Contact: Kim Brockway For immediate release
(212) 854-2419
Exhibitions Showcase Columbia's History
On Centennial of Morningside Campus
In 1987 Columbia University's Low Library was named to the National
Register of Historic Places, and in 1996 the Lyndhurst Foundation named its steps
one of America's great public places - -recognitions in keeping with the early
vision of former Columbia President Seth Low more than a century ago.
Coinciding with the 100th anniversary of its Morningside Heights campus, two
fall exhibitions at Columbia University critically explore the architecture and
planning history of the Morningside campus, revealing the story not of a
cloistered ivory tower that one might expect, but one of an institution defining
itself within the social, economic, and political context of the urban center which
it chose as its home.
The exhibitions Mastering McKim's Plan: Columbia's First Century
on Morningside Heights and Constructing Low Memorial Library: A Chronicle
of a Monumental Enterprise will recount the rich architectural and
planning history that continues to shape Columbia's future. The exhibitions will
be on view at the Morningside Heights campus (Broadway & 116th St.) from Oct. 8,
1997-Jan. 17, 1998; admission is free. For more information, or to arrange a
group tour, the public may call (212) 854-2877.

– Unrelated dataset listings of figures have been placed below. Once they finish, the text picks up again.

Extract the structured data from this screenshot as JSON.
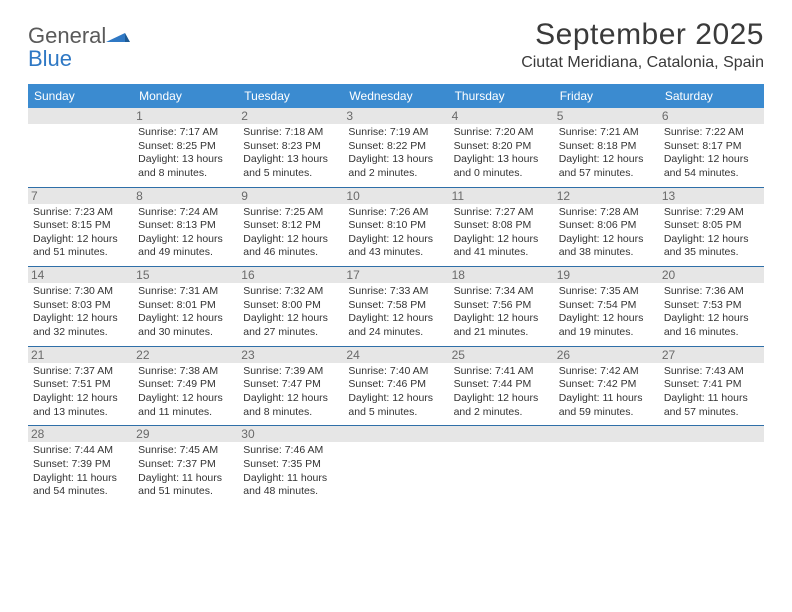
{
  "brand": {
    "word1": "General",
    "word2": "Blue"
  },
  "title": "September 2025",
  "location": "Ciutat Meridiana, Catalonia, Spain",
  "colors": {
    "header_bar": "#3b8bd0",
    "week_divider": "#2f6fa8",
    "daynum_bg": "#e6e6e6",
    "brand_blue": "#2f78c4",
    "text": "#333333"
  },
  "dow": [
    "Sunday",
    "Monday",
    "Tuesday",
    "Wednesday",
    "Thursday",
    "Friday",
    "Saturday"
  ],
  "weeks": [
    [
      {
        "n": "",
        "sunrise": "",
        "sunset": "",
        "daylight": ""
      },
      {
        "n": "1",
        "sunrise": "Sunrise: 7:17 AM",
        "sunset": "Sunset: 8:25 PM",
        "daylight": "Daylight: 13 hours and 8 minutes."
      },
      {
        "n": "2",
        "sunrise": "Sunrise: 7:18 AM",
        "sunset": "Sunset: 8:23 PM",
        "daylight": "Daylight: 13 hours and 5 minutes."
      },
      {
        "n": "3",
        "sunrise": "Sunrise: 7:19 AM",
        "sunset": "Sunset: 8:22 PM",
        "daylight": "Daylight: 13 hours and 2 minutes."
      },
      {
        "n": "4",
        "sunrise": "Sunrise: 7:20 AM",
        "sunset": "Sunset: 8:20 PM",
        "daylight": "Daylight: 13 hours and 0 minutes."
      },
      {
        "n": "5",
        "sunrise": "Sunrise: 7:21 AM",
        "sunset": "Sunset: 8:18 PM",
        "daylight": "Daylight: 12 hours and 57 minutes."
      },
      {
        "n": "6",
        "sunrise": "Sunrise: 7:22 AM",
        "sunset": "Sunset: 8:17 PM",
        "daylight": "Daylight: 12 hours and 54 minutes."
      }
    ],
    [
      {
        "n": "7",
        "sunrise": "Sunrise: 7:23 AM",
        "sunset": "Sunset: 8:15 PM",
        "daylight": "Daylight: 12 hours and 51 minutes."
      },
      {
        "n": "8",
        "sunrise": "Sunrise: 7:24 AM",
        "sunset": "Sunset: 8:13 PM",
        "daylight": "Daylight: 12 hours and 49 minutes."
      },
      {
        "n": "9",
        "sunrise": "Sunrise: 7:25 AM",
        "sunset": "Sunset: 8:12 PM",
        "daylight": "Daylight: 12 hours and 46 minutes."
      },
      {
        "n": "10",
        "sunrise": "Sunrise: 7:26 AM",
        "sunset": "Sunset: 8:10 PM",
        "daylight": "Daylight: 12 hours and 43 minutes."
      },
      {
        "n": "11",
        "sunrise": "Sunrise: 7:27 AM",
        "sunset": "Sunset: 8:08 PM",
        "daylight": "Daylight: 12 hours and 41 minutes."
      },
      {
        "n": "12",
        "sunrise": "Sunrise: 7:28 AM",
        "sunset": "Sunset: 8:06 PM",
        "daylight": "Daylight: 12 hours and 38 minutes."
      },
      {
        "n": "13",
        "sunrise": "Sunrise: 7:29 AM",
        "sunset": "Sunset: 8:05 PM",
        "daylight": "Daylight: 12 hours and 35 minutes."
      }
    ],
    [
      {
        "n": "14",
        "sunrise": "Sunrise: 7:30 AM",
        "sunset": "Sunset: 8:03 PM",
        "daylight": "Daylight: 12 hours and 32 minutes."
      },
      {
        "n": "15",
        "sunrise": "Sunrise: 7:31 AM",
        "sunset": "Sunset: 8:01 PM",
        "daylight": "Daylight: 12 hours and 30 minutes."
      },
      {
        "n": "16",
        "sunrise": "Sunrise: 7:32 AM",
        "sunset": "Sunset: 8:00 PM",
        "daylight": "Daylight: 12 hours and 27 minutes."
      },
      {
        "n": "17",
        "sunrise": "Sunrise: 7:33 AM",
        "sunset": "Sunset: 7:58 PM",
        "daylight": "Daylight: 12 hours and 24 minutes."
      },
      {
        "n": "18",
        "sunrise": "Sunrise: 7:34 AM",
        "sunset": "Sunset: 7:56 PM",
        "daylight": "Daylight: 12 hours and 21 minutes."
      },
      {
        "n": "19",
        "sunrise": "Sunrise: 7:35 AM",
        "sunset": "Sunset: 7:54 PM",
        "daylight": "Daylight: 12 hours and 19 minutes."
      },
      {
        "n": "20",
        "sunrise": "Sunrise: 7:36 AM",
        "sunset": "Sunset: 7:53 PM",
        "daylight": "Daylight: 12 hours and 16 minutes."
      }
    ],
    [
      {
        "n": "21",
        "sunrise": "Sunrise: 7:37 AM",
        "sunset": "Sunset: 7:51 PM",
        "daylight": "Daylight: 12 hours and 13 minutes."
      },
      {
        "n": "22",
        "sunrise": "Sunrise: 7:38 AM",
        "sunset": "Sunset: 7:49 PM",
        "daylight": "Daylight: 12 hours and 11 minutes."
      },
      {
        "n": "23",
        "sunrise": "Sunrise: 7:39 AM",
        "sunset": "Sunset: 7:47 PM",
        "daylight": "Daylight: 12 hours and 8 minutes."
      },
      {
        "n": "24",
        "sunrise": "Sunrise: 7:40 AM",
        "sunset": "Sunset: 7:46 PM",
        "daylight": "Daylight: 12 hours and 5 minutes."
      },
      {
        "n": "25",
        "sunrise": "Sunrise: 7:41 AM",
        "sunset": "Sunset: 7:44 PM",
        "daylight": "Daylight: 12 hours and 2 minutes."
      },
      {
        "n": "26",
        "sunrise": "Sunrise: 7:42 AM",
        "sunset": "Sunset: 7:42 PM",
        "daylight": "Daylight: 11 hours and 59 minutes."
      },
      {
        "n": "27",
        "sunrise": "Sunrise: 7:43 AM",
        "sunset": "Sunset: 7:41 PM",
        "daylight": "Daylight: 11 hours and 57 minutes."
      }
    ],
    [
      {
        "n": "28",
        "sunrise": "Sunrise: 7:44 AM",
        "sunset": "Sunset: 7:39 PM",
        "daylight": "Daylight: 11 hours and 54 minutes."
      },
      {
        "n": "29",
        "sunrise": "Sunrise: 7:45 AM",
        "sunset": "Sunset: 7:37 PM",
        "daylight": "Daylight: 11 hours and 51 minutes."
      },
      {
        "n": "30",
        "sunrise": "Sunrise: 7:46 AM",
        "sunset": "Sunset: 7:35 PM",
        "daylight": "Daylight: 11 hours and 48 minutes."
      },
      {
        "n": "",
        "sunrise": "",
        "sunset": "",
        "daylight": ""
      },
      {
        "n": "",
        "sunrise": "",
        "sunset": "",
        "daylight": ""
      },
      {
        "n": "",
        "sunrise": "",
        "sunset": "",
        "daylight": ""
      },
      {
        "n": "",
        "sunrise": "",
        "sunset": "",
        "daylight": ""
      }
    ]
  ]
}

Seth Low's visionary leadership not only brought Columbia to the
Morningside site a century ago, but ensured that planning and architecture
would play an integral role in shaping the identity of the university. His keen
sense of the monumental importance of a great university and the civic
responsibility of such an institution was wholly reflected in the master plan
commissioned in 1894 from Charles Follen McKim of the architectural firm
McKim, Mead & White - a firm whose architectural presence is still felt in New
York in the general Post Office, the Triumphal Arch in Washington Square and
the Brooklyn Museum. In addition to setting the tone, scale and pattern of the
campus' development, McKim's plan for the campus established that Columbia's
development would be complexly intertwined with the growth of the city itself.

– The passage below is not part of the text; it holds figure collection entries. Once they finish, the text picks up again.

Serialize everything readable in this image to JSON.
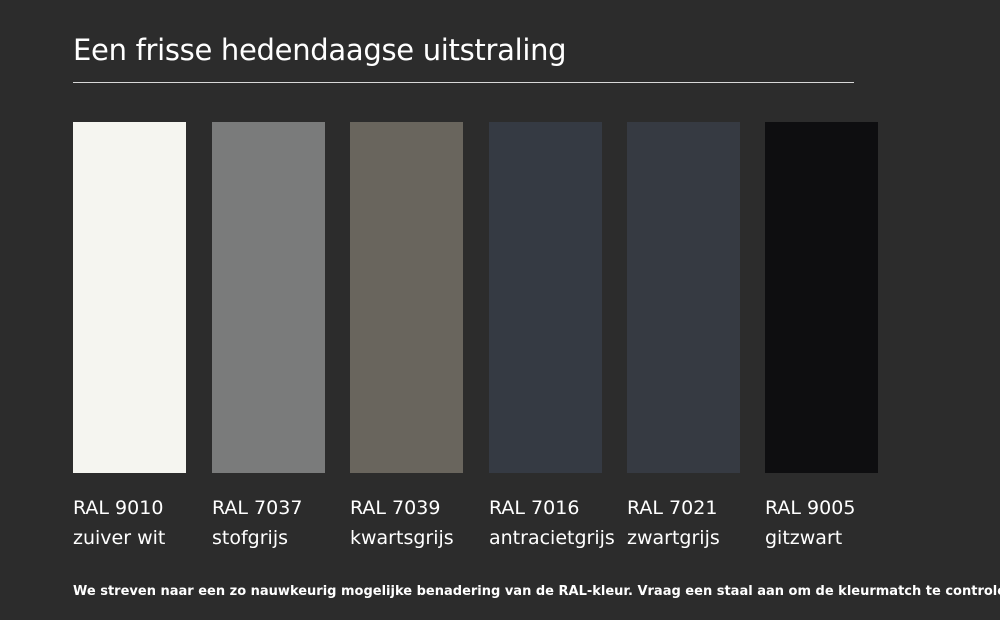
{
  "page": {
    "title": "Een frisse hedendaagse uitstraling",
    "note": "We streven naar een zo nauwkeurig mogelijke benadering van de RAL-kleur. Vraag een staal aan om de kleurmatch te controleren."
  },
  "colors": [
    {
      "code": "RAL 9010",
      "name": "zuiver wit",
      "hex": "#f5f5f0"
    },
    {
      "code": "RAL 7037",
      "name": "stofgrijs",
      "hex": "#7a7b7b"
    },
    {
      "code": "RAL 7039",
      "name": "kwartsgrijs",
      "hex": "#69655d"
    },
    {
      "code": "RAL 7016",
      "name": "antracietgrijs",
      "hex": "#353a43"
    },
    {
      "code": "RAL 7021",
      "name": "zwartgrijs",
      "hex": "#363a42"
    },
    {
      "code": "RAL 9005",
      "name": "gitzwart",
      "hex": "#0e0e10"
    }
  ]
}
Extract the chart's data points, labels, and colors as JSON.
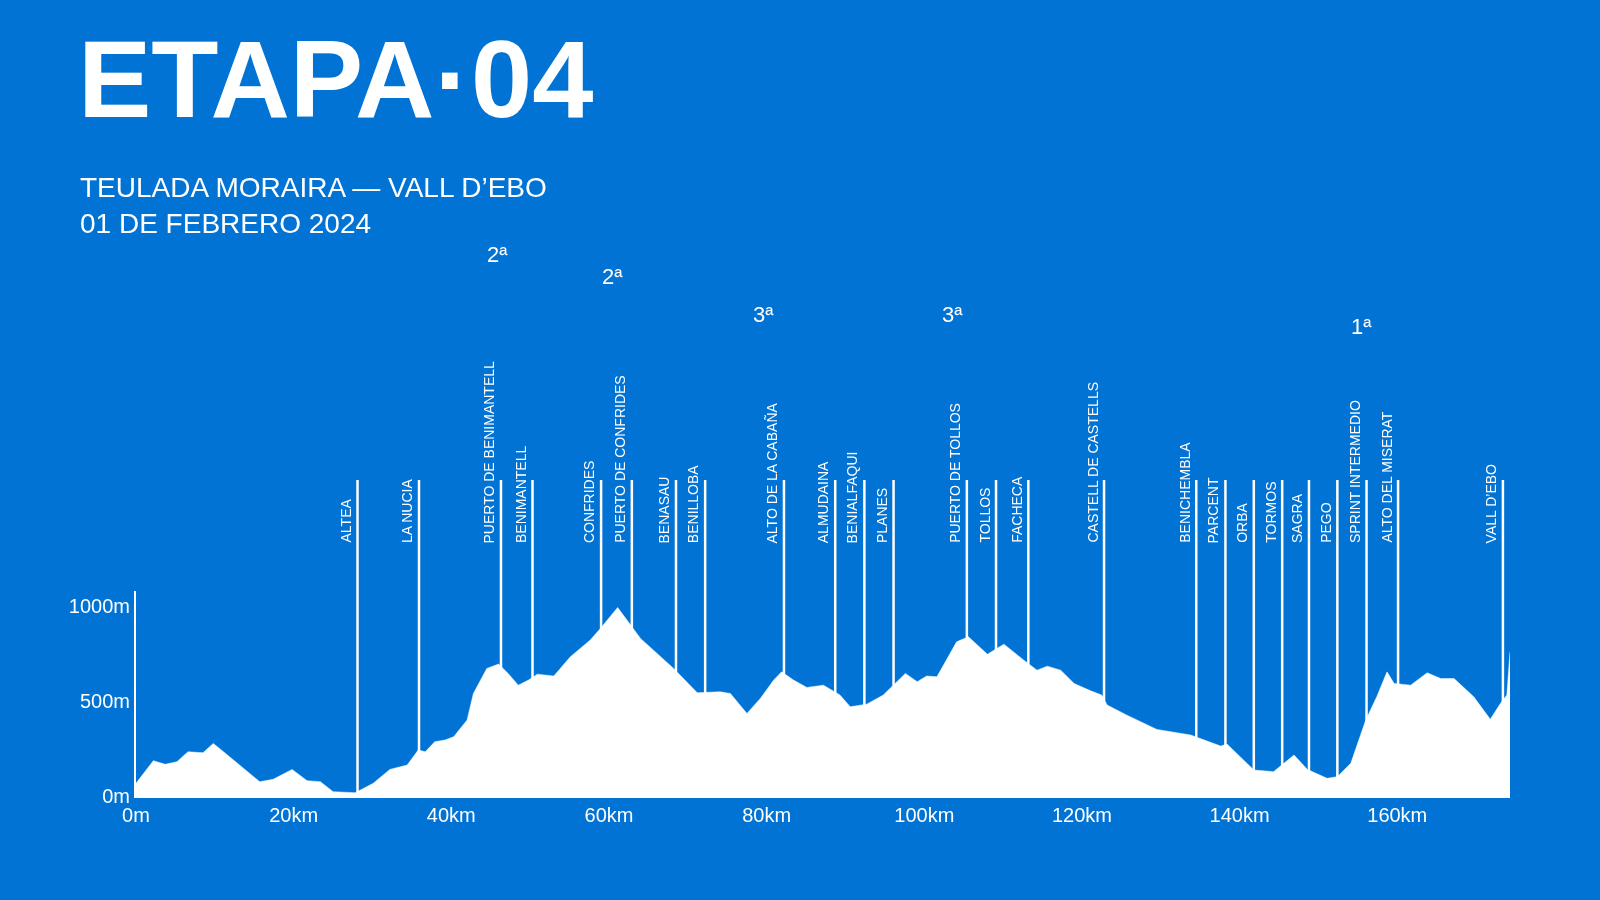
{
  "chart_data": {
    "type": "area",
    "title": "ETAPA·04",
    "subtitle": "TEULADA MORAIRA — VALL D’EBO\n01 DE FEBRERO 2024",
    "x": [
      0,
      2.2,
      3.7,
      5.2,
      6.6,
      8.5,
      9.8,
      11.1,
      15.7,
      17.4,
      19.8,
      21.7,
      23.4,
      25.0,
      27.8,
      30.1,
      32.2,
      34.4,
      35.8,
      36.7,
      37.9,
      39.2,
      40.3,
      42.0,
      42.8,
      44.5,
      46.0,
      47.2,
      48.5,
      49.8,
      50.9,
      53.0,
      55.1,
      57.6,
      58.9,
      61.1,
      62.3,
      64.0,
      66.1,
      68.2,
      71.2,
      74.1,
      75.4,
      77.5,
      79.2,
      80.9,
      81.9,
      83.4,
      85.1,
      87.2,
      89.3,
      90.6,
      92.7,
      94.8,
      97.6,
      99.1,
      100.3,
      101.6,
      104.1,
      105.6,
      108.0,
      110.1,
      112.6,
      114.3,
      115.6,
      117.3,
      119.0,
      121.1,
      122.5,
      123.2,
      125.7,
      129.5,
      133.8,
      137.6,
      138.4,
      141.8,
      144.3,
      146.9,
      148.6,
      151.1,
      152.4,
      154.1,
      156.0,
      157.4,
      158.7,
      159.6,
      161.7,
      163.8,
      165.5,
      167.2,
      169.7,
      171.8,
      173.1,
      173.9,
      174.3
    ],
    "series": [
      {
        "color": "#ffffff",
        "values": [
          67,
          186,
          167,
          181,
          233,
          228,
          277,
          233,
          75,
          88,
          140,
          81,
          75,
          23,
          17,
          67,
          140,
          163,
          242,
          233,
          286,
          295,
          312,
          400,
          540,
          672,
          695,
          646,
          584,
          611,
          642,
          632,
          733,
          821,
          882,
          993,
          926,
          830,
          751,
          672,
          544,
          549,
          540,
          435,
          514,
          611,
          654,
          611,
          572,
          584,
          532,
          470,
          484,
          532,
          646,
          602,
          632,
          628,
          812,
          839,
          747,
          800,
          716,
          663,
          684,
          663,
          593,
          554,
          532,
          479,
          426,
          351,
          321,
          263,
          274,
          137,
          128,
          216,
          140,
          93,
          102,
          172,
          400,
          523,
          654,
          593,
          584,
          649,
          619,
          619,
          523,
          404,
          488,
          532,
          760
        ]
      }
    ],
    "xlim": [
      0,
      174.3
    ],
    "ylim": [
      0,
      1080
    ],
    "xticks": [
      {
        "value": 0,
        "label": "0m"
      },
      {
        "value": 20,
        "label": "20km"
      },
      {
        "value": 40,
        "label": "40km"
      },
      {
        "value": 60,
        "label": "60km"
      },
      {
        "value": 80,
        "label": "80km"
      },
      {
        "value": 100,
        "label": "100km"
      },
      {
        "value": 120,
        "label": "120km"
      },
      {
        "value": 140,
        "label": "140km"
      },
      {
        "value": 160,
        "label": "160km"
      }
    ],
    "yticks": [
      {
        "value": 0,
        "label": "0m"
      },
      {
        "value": 500,
        "label": "500m"
      },
      {
        "value": 1000,
        "label": "1000m"
      }
    ],
    "ref_lines": [
      {
        "axis": "x",
        "value": 28.1,
        "label": "ALTEA"
      },
      {
        "axis": "x",
        "value": 35.9,
        "label": "LA NUCIA"
      },
      {
        "axis": "x",
        "value": 46.3,
        "label": "PUERTO DE BENIMANTELL"
      },
      {
        "axis": "x",
        "value": 50.3,
        "label": "BENIMANTELL"
      },
      {
        "axis": "x",
        "value": 59.0,
        "label": "CONFRIDES"
      },
      {
        "axis": "x",
        "value": 62.9,
        "label": "PUERTO DE CONFRIDES"
      },
      {
        "axis": "x",
        "value": 68.5,
        "label": "BENASAU"
      },
      {
        "axis": "x",
        "value": 72.2,
        "label": "BENILLOBA"
      },
      {
        "axis": "x",
        "value": 82.2,
        "label": "ALTO DE LA CABAÑA"
      },
      {
        "axis": "x",
        "value": 88.7,
        "label": "ALMUDAINA"
      },
      {
        "axis": "x",
        "value": 92.4,
        "label": "BENIALFAQUI"
      },
      {
        "axis": "x",
        "value": 96.1,
        "label": "PLANES"
      },
      {
        "axis": "x",
        "value": 105.4,
        "label": "PUERTO DE TOLLOS"
      },
      {
        "axis": "x",
        "value": 109.1,
        "label": "TOLLOS"
      },
      {
        "axis": "x",
        "value": 113.2,
        "label": "FACHECA"
      },
      {
        "axis": "x",
        "value": 122.8,
        "label": "CASTELL DE CASTELLS"
      },
      {
        "axis": "x",
        "value": 134.5,
        "label": "BENICHEMBLA"
      },
      {
        "axis": "x",
        "value": 138.2,
        "label": "PARCENT"
      },
      {
        "axis": "x",
        "value": 141.8,
        "label": "ORBA"
      },
      {
        "axis": "x",
        "value": 145.4,
        "label": "TORMOS"
      },
      {
        "axis": "x",
        "value": 148.8,
        "label": "SAGRA"
      },
      {
        "axis": "x",
        "value": 152.4,
        "label": "PEGO"
      },
      {
        "axis": "x",
        "value": 156.1,
        "label": "SPRINT INTERMEDIO"
      },
      {
        "axis": "x",
        "value": 160.1,
        "label": "ALTO DEL MISERAT"
      },
      {
        "axis": "x",
        "value": 173.4,
        "label": "VALL D’EBO"
      }
    ],
    "annotations": [
      "2ª",
      "2ª",
      "3ª",
      "3ª",
      "1ª"
    ]
  }
}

In a century during which Columbia created itself anew, McKim's plan
has remained a constant source of debate. The inherent tensions between the
original master plan and the New York City grid and issues such as modernism
in design, urban renewal, and preservation have continued to challenge the
University. The centennial of the Morningside Heights campus offers an ideal
opportunity for a critical review of the master plan and responses to it by
Columbia's administration, community, neighbors, and most importantly, its
designers over the past 100 years.
Architectural renderings and drawings -- in watercolor, pencil and ink,
and computer-generated -- as well as archival photographs, personal
correspondence, and models illustrate the birth of a "metropolitan university" on
the former site of the Bloomingdale Asylum. Items on view include plans for both
realized and unrealized projects, and a large-scale version of McKim's plan will
be reproduced on the main gallery's floor, enabling visitors to look, for example, to the south and explore issues relating to that area of campus.

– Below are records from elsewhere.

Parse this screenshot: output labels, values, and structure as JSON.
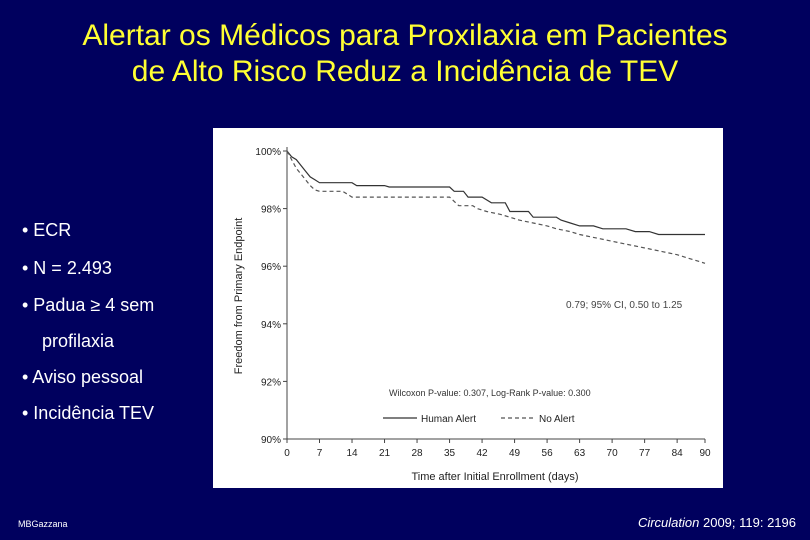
{
  "slide": {
    "title_line1": "Alertar os Médicos para Proxilaxia em Pacientes",
    "title_line2": "de Alto Risco Reduz a Incidência de TEV",
    "bullets": [
      "• ECR",
      "• N = 2.493",
      "• Padua ≥ 4 sem",
      "profilaxia",
      "• Aviso pessoal",
      "• Incidência TEV"
    ],
    "author": "MBGazzana",
    "citation_journal": "Circulation",
    "citation_rest": " 2009; 119: 2196"
  },
  "chart_data": {
    "type": "line",
    "xlabel": "Time after Initial Enrollment (days)",
    "ylabel": "Freedom from Primary Endpoint",
    "xlim": [
      0,
      90
    ],
    "ylim": [
      90,
      100
    ],
    "x_ticks": [
      0,
      7,
      14,
      21,
      28,
      35,
      42,
      49,
      56,
      63,
      70,
      77,
      84,
      90
    ],
    "y_ticks": [
      90,
      92,
      94,
      96,
      98,
      100
    ],
    "y_tick_labels": [
      "90%",
      "92%",
      "94%",
      "96%",
      "98%",
      "100%"
    ],
    "grid": false,
    "legend_position": "bottom-right",
    "annotations": {
      "hazard_ratio": "0.79; 95% CI, 0.50 to 1.25",
      "pvalues": "Wilcoxon P-value: 0.307, Log-Rank P-value: 0.300"
    },
    "series": [
      {
        "name": "Human Alert",
        "style": "solid",
        "color": "#333333",
        "points": [
          [
            0,
            100
          ],
          [
            1,
            99.8
          ],
          [
            2,
            99.7
          ],
          [
            3,
            99.5
          ],
          [
            4,
            99.3
          ],
          [
            5,
            99.1
          ],
          [
            6,
            99.0
          ],
          [
            7,
            98.9
          ],
          [
            14,
            98.9
          ],
          [
            15,
            98.8
          ],
          [
            21,
            98.8
          ],
          [
            22,
            98.75
          ],
          [
            35,
            98.75
          ],
          [
            36,
            98.6
          ],
          [
            38,
            98.6
          ],
          [
            39,
            98.4
          ],
          [
            42,
            98.4
          ],
          [
            44,
            98.2
          ],
          [
            47,
            98.2
          ],
          [
            48,
            97.9
          ],
          [
            52,
            97.9
          ],
          [
            53,
            97.7
          ],
          [
            58,
            97.7
          ],
          [
            59,
            97.6
          ],
          [
            61,
            97.5
          ],
          [
            63,
            97.4
          ],
          [
            66,
            97.4
          ],
          [
            68,
            97.3
          ],
          [
            73,
            97.3
          ],
          [
            75,
            97.2
          ],
          [
            78,
            97.2
          ],
          [
            80,
            97.1
          ],
          [
            90,
            97.1
          ]
        ]
      },
      {
        "name": "No Alert",
        "style": "dashed",
        "color": "#555555",
        "points": [
          [
            0,
            100
          ],
          [
            1,
            99.7
          ],
          [
            2,
            99.4
          ],
          [
            3,
            99.2
          ],
          [
            4,
            99.0
          ],
          [
            5,
            98.8
          ],
          [
            6,
            98.65
          ],
          [
            7,
            98.6
          ],
          [
            12,
            98.6
          ],
          [
            13,
            98.5
          ],
          [
            14,
            98.4
          ],
          [
            35,
            98.4
          ],
          [
            36,
            98.25
          ],
          [
            37,
            98.1
          ],
          [
            40,
            98.1
          ],
          [
            41,
            98.0
          ],
          [
            43,
            97.9
          ],
          [
            46,
            97.8
          ],
          [
            48,
            97.7
          ],
          [
            50,
            97.6
          ],
          [
            53,
            97.5
          ],
          [
            56,
            97.4
          ],
          [
            58,
            97.3
          ],
          [
            61,
            97.2
          ],
          [
            63,
            97.1
          ],
          [
            66,
            97.0
          ],
          [
            69,
            96.9
          ],
          [
            72,
            96.8
          ],
          [
            75,
            96.7
          ],
          [
            78,
            96.6
          ],
          [
            81,
            96.5
          ],
          [
            84,
            96.4
          ],
          [
            86,
            96.3
          ],
          [
            88,
            96.2
          ],
          [
            90,
            96.1
          ]
        ]
      }
    ]
  }
}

A catalogue, with commentary by curators, will be available for purchase.
--- Mastering McKim's Plan: Columbia's First Century on Morningside
Heights will be on view at the Miriam and Ira D. Wallach Gallery,
Schermerhorn Building, 8th floor. Viewing hours: Wednesday - Saturday, 1-5
p.m. The exhibition chronicles the story of McKim's master plan and its
vicissitudes over the course of a century when the vision of the City Beautiful in
both architecture and urban design has seen a remarkable fall from grace and
return to critical reappraisal. The exhibition's curators are Barry Bergdoll,
associate professor of art history, and Janet Parks, curator of Drawings and
Archives at Columbia's Avery Architectural and Fine Arts Library.
--- Constructing Low Memorial Library: A Chronicle of a Monumental
Enterprise will be on view in the Low Memorial Library Rotunda. Viewing
hours: Monday - Friday, 9 a.m. - 5 p.m. The exhibition documents the
construction of Low Library, the first of McKim's buildings to be constructed on
the Morningside Heights campus. A dominant and defining architectural
presence, it continues today to stand as a signature for Columbia and as a tribute
to the cultural and educational values on which Columbia was built. The
exhibition's curator is Hollee Haswell, curator of Columbiana.